Letting Go of the Need to Be Secure

I continue to think about this idea that instead of praying to feel safe I could pray to accept insecurity. One reader asked whether we need to feel safe in order to grow. Maybe it’s a matter of degrees? I certainly was unsafe often as a kid and that made growing up hard, but then I did grow “strong in the broken places.” Unfortunately those strengths (people reading, ESP, mastering crisis situations) are both strengths and weaknesses as an adult.

I am as shocked as anyone that I even had this thought that I should pray to accept insecurity so I’m trusting that it could be an unexpected answer to a prayer. Life is not secure or stable and only relatively predictable so instead of fighting to make it lie down and obey maybe there’s a way to say, “There it goes again” and laugh?

I think it is a matter of degrees. At certain ages and in certain ways we need to be safe but then we have to learn to accept insecurity. But if you grow up in a family where it’s too insecure you just feel that any insecurity is wrong? I’m gonna be chewing on this one for a while.

But here are some rather mild ways to warm up to the idea of letting go of security. These are baby steps in embracing instability:

• Try new and exotic foods each week—a new cuisine in a new restaurant in a new part of town. Extra points if you let someone else order for you.

• Buy a new ingredient and cook with it without asking anyone how to use it. Extra points if you buy it in a store where you can’t decipher the language.

• Go to a movie that you do NOT know about. No reviews, no comments from friends.

• Deliberately get lost when driving: turn left, then left, then right etc. Do this in daylight and try to not pay attention to any directions or compass points. No GPS lady either.
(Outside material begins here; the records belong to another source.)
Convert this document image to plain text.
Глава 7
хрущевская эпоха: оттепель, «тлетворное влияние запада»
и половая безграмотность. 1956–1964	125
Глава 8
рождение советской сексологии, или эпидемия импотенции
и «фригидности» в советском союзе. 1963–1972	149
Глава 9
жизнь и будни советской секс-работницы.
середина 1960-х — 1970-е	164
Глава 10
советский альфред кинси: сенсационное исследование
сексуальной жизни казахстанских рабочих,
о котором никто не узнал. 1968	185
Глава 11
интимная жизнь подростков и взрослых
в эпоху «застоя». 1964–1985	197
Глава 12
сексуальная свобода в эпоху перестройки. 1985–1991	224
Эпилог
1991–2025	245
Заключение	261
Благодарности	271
• Listen to new music for a week--especially any radio stations that immediately seem annoying.

• Go to some event, location, or one-time class that seems “weird” “odd” or stupid when you see it listed in the paper.

• Each day do something that puts you physically off balance: stand on one foot, do a yoga pose, walk along a curb, lie on one of those great big exercise balls, sit on a ladder.